Jugement Au fond, origine Conseil de Prud'hommes-Formation paritaire d'ANGERS, décision attaquée en date du 06 Février 2012, enregistrée sous le no 12/ 083
ARRÊT DU 27 Mai 2014
APPELANTE : LA SARL X... ... 49300 CHOLET représentée par Maître Philippe POUZET de la SELAS ORATIO AVOCATS, avocats au barreau de SAUMUR en présence de Monsieur X..., gérant
INTIMEE : Madame Sonia Y...... 49360 MAULEVIER comparante assistée de Maître Nathalie CONTENT, avocat au barreau d'ANGERS
COMPOSITION DE LA COUR : En application des dispositions de l'article 945-1 du code de procédure civile, l'affaire a été débattue le 31 Mars 2014 à 14H00, en audience publique, les parties ne s'y étant pas opposées, devant Monsieur Paul CHAUMONT, conseiller chargé d'instruire l'affaire.

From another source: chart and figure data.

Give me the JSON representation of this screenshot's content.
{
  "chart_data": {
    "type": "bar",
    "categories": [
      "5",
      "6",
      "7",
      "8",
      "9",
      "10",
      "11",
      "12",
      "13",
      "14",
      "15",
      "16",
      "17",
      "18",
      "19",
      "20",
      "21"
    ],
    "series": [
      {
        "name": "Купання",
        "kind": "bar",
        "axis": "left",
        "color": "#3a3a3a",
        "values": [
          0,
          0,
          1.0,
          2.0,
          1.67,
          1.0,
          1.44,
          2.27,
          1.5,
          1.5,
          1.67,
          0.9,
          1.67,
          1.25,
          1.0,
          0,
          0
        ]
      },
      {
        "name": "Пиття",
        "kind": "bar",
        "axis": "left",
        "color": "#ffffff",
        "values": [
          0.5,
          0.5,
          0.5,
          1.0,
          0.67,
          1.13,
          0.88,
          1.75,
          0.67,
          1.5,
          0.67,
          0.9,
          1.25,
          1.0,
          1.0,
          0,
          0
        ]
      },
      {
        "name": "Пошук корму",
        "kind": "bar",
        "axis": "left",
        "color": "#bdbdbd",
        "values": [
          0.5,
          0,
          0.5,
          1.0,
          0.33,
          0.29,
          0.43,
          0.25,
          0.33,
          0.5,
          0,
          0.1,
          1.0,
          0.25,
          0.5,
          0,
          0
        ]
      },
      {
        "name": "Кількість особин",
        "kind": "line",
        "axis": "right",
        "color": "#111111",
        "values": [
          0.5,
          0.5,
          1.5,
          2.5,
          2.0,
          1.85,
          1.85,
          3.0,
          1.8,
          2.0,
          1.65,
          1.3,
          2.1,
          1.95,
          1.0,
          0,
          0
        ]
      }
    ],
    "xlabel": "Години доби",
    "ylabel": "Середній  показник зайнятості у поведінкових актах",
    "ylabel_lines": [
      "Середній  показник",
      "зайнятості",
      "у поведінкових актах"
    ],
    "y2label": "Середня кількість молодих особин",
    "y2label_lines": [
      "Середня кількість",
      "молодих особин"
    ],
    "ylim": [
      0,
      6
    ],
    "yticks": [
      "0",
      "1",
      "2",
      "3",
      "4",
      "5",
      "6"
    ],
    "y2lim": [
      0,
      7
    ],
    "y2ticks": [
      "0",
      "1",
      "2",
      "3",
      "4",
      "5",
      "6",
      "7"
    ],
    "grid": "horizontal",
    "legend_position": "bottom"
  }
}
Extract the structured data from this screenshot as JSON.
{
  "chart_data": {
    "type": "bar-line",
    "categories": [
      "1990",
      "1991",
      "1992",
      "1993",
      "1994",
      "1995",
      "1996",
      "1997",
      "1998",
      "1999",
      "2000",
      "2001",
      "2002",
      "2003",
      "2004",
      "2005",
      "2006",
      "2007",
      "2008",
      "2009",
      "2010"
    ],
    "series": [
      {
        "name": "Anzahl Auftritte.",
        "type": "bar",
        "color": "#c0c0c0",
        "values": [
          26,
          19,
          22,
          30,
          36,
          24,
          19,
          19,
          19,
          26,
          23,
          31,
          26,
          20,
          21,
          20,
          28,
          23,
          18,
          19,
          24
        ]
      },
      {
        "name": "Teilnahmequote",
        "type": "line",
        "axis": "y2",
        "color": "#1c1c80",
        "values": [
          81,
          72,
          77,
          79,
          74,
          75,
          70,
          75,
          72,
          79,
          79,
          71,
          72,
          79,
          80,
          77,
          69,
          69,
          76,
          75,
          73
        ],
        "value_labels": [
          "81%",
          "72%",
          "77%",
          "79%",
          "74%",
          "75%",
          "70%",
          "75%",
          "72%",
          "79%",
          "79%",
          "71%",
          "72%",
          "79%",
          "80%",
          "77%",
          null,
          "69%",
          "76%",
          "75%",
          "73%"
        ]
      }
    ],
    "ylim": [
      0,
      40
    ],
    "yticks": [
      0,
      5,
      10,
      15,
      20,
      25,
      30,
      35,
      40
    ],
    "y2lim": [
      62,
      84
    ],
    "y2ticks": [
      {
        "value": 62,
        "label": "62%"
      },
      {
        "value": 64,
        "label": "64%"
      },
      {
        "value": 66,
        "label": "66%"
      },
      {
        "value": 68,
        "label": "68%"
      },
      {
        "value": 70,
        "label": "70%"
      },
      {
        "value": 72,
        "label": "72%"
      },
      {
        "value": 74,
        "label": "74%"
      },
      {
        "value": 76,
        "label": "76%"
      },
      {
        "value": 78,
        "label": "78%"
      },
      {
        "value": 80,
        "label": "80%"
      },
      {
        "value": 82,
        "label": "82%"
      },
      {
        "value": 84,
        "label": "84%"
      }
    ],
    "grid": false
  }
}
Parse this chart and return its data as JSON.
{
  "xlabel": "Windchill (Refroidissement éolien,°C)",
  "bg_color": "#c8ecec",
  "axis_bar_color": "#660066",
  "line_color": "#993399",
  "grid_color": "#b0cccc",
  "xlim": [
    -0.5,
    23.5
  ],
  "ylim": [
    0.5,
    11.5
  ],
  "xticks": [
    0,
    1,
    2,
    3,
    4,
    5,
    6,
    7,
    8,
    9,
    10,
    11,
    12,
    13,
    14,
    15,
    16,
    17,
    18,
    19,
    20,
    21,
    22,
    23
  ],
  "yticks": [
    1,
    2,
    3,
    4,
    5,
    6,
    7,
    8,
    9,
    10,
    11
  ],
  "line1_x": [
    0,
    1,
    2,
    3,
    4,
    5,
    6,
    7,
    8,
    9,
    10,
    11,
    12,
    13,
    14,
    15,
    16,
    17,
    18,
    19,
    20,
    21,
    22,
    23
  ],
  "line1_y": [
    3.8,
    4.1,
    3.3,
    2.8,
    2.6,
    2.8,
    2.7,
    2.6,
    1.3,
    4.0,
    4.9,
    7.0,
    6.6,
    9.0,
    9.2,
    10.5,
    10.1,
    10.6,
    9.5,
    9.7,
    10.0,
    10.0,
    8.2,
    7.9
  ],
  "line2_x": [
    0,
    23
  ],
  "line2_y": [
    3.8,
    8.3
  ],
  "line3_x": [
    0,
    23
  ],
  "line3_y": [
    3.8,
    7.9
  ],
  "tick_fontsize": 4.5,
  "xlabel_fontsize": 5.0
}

Ce magistrat a rendu compte des plaidoiries dans le délibéré de la cour, composée de : Madame Catherine LECAPLAIN MOREL, président Madame Anne LEPRIEUR, conseiller Monsieur Paul CHAUMONT, conseiller Greffier : Madame BODIN, greffier.
ARRÊT : prononcé le 27 Mai 2014, contradictoire et mis à disposition au greffe de la cour, les parties en ayant été préalablement avisées dans les conditions prévues au deuxième alinéa de l'article 450 du code de procédure civile. Signé par Madame LECAPLAIN-MOREL, président, et par Madame BODIN, greffier auquel la minute de la décision a été remise par le magistrat signataire.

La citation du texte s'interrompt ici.